5.3 The yoke of slavery
Paul concludes in Galatians 5:1: "It is for freedom that Christ has set us free. Stand firm, then, and do not let yourselves be burdened again by a yoke of slavery."
The "yoke" is not God's law in general; it is putting yourself under the Sinai covenant as a binding obligation. You would be submitting to a system that Jesus has already fulfilled—so that believers are no longer under the Sinai covenant as their standard.
6. CONCLUSION
One danger of the Hebrew Roots Movement is that it can take sincere believers—people like you who genuinely want to please God—and place them under a performance framework that Scripture describes as a "yoke."
SUMMARY
A core claim in MTOI teaching is that the Sinai covenant is still the binding standard for believers. But what the Bible says points the other way:
- The priesthood: Hebrews 7:12 says that when the priesthood changed to Jesus, the law had to change.
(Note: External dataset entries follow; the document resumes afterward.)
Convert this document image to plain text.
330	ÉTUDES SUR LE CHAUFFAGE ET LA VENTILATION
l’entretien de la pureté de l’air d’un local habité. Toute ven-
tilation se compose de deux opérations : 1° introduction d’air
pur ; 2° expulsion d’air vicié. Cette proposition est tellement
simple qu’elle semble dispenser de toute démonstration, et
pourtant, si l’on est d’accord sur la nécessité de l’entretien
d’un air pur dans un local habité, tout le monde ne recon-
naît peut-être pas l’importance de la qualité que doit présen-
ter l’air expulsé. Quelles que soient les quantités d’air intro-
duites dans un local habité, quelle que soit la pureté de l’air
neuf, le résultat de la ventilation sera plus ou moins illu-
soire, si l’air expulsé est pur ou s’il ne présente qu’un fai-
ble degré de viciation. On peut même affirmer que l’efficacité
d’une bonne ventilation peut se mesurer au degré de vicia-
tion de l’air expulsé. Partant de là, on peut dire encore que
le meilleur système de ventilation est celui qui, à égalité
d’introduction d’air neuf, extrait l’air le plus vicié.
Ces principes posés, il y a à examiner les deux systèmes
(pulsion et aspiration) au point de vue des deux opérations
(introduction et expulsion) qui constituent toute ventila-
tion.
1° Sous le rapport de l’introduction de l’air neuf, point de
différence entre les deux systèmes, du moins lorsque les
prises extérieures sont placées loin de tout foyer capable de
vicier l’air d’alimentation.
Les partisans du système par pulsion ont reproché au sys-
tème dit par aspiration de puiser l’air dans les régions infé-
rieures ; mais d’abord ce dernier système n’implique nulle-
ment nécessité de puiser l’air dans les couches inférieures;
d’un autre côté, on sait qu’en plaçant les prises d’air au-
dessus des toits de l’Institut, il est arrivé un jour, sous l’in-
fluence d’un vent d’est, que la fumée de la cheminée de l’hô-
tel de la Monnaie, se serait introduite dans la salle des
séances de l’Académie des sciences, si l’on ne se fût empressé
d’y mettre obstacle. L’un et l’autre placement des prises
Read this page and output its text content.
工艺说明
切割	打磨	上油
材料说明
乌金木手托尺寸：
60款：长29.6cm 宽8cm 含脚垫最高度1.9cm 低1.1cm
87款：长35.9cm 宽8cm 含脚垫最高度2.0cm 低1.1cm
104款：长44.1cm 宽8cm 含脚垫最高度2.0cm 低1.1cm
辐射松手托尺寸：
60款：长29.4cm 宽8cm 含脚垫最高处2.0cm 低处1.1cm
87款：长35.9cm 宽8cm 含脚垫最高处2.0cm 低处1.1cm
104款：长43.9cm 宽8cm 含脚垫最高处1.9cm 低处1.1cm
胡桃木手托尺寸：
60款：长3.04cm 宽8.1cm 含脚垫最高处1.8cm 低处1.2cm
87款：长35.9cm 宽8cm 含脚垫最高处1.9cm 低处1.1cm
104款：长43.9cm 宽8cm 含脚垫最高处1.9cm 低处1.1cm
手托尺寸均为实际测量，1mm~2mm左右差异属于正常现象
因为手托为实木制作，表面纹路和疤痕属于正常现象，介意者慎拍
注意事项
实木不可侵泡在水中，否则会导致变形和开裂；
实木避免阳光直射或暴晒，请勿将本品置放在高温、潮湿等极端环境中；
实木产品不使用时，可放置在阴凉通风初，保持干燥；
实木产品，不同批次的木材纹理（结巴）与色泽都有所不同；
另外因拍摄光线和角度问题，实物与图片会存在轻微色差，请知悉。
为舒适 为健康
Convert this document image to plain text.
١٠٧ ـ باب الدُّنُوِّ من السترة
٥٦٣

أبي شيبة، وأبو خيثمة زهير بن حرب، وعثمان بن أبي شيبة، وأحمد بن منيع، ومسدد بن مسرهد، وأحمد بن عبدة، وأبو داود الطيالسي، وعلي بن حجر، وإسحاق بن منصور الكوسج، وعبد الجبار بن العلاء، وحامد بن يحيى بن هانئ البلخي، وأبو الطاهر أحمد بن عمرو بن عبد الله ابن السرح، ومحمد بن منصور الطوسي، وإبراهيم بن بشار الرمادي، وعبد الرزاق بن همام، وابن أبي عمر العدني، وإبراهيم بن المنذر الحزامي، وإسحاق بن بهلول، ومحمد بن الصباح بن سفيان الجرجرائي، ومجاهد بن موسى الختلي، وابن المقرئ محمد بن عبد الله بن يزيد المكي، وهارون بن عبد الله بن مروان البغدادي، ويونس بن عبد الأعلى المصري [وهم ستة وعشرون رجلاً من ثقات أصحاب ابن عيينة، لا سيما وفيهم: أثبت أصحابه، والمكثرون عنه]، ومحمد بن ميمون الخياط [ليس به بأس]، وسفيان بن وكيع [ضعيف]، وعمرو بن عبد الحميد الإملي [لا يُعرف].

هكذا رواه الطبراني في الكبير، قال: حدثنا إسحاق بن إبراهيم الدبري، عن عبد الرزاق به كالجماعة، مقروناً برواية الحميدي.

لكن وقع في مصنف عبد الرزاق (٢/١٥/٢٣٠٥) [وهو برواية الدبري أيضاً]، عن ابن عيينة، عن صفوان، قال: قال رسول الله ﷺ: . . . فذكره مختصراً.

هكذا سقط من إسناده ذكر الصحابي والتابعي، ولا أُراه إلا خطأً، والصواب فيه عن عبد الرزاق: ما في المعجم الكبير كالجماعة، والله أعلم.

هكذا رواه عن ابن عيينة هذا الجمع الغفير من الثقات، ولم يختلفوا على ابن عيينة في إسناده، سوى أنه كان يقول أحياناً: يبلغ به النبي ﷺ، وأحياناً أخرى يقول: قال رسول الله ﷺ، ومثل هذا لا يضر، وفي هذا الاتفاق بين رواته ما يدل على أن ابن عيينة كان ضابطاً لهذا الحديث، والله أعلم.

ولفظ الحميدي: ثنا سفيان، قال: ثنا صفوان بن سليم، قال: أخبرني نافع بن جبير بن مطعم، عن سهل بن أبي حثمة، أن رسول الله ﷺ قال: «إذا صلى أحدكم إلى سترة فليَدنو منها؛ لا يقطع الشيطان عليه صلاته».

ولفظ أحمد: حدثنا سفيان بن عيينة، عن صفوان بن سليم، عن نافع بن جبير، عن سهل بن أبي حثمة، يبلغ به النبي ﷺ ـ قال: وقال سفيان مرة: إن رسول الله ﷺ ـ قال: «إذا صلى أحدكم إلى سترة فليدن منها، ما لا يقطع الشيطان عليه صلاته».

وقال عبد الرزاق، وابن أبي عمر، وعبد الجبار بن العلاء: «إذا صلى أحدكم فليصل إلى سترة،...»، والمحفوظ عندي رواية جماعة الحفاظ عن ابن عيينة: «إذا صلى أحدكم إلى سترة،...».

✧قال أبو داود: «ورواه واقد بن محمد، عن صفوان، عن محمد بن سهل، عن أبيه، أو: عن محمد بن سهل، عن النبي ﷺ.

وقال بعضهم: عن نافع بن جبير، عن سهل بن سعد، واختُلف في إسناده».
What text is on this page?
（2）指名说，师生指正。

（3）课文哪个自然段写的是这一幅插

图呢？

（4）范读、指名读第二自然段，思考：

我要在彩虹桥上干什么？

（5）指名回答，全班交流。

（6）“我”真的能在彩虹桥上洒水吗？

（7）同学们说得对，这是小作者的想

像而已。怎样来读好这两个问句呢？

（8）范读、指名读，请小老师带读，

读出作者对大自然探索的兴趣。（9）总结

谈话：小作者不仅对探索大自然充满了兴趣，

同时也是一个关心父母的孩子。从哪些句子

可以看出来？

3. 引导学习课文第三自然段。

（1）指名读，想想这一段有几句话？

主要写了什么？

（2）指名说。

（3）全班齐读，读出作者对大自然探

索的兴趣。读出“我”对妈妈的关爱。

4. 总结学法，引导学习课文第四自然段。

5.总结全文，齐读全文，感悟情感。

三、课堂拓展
You cannot keep the old law with the new priesthood.
- The reality: Without a temple, priesthood, or sacrifices, you are only keeping a selective set of rules. You are holding to the shadow while the reality (Christ) is right in front of you.
- The "pagan church" myth: History shows that Christians gathered on the first day of the week centuries before Constantine. The "Babylon" story clashes with Jesus's promise about His Church.
- What sin means: "Sin is lawlessness" means rejecting God's authority as revealed in Messiah. God has now told us to listen to His Son (Hebrews 1:1-2), who brought a better covenant.
The choice:
You are standing at a crossroads.
- Path A: Keep trying to rebuild a covenant system that is no longer in place, isolate yourself from the rest of Christ's body, and live under the constant weight of a "yoke."
- Path B: Accept that the shadow has done its job. Accept that the reality has come. Accept that you are justified by faith and made holy by the Spirit.
You don't need to learn Hebrew to know God. You don't need to wear tassels to be holy. The New Covenant marker is faith working through love, by the Spirit.
Read the Book of Galatians. Read it in one sitting. And ask yourself:
"If Paul is right, where do I stand?"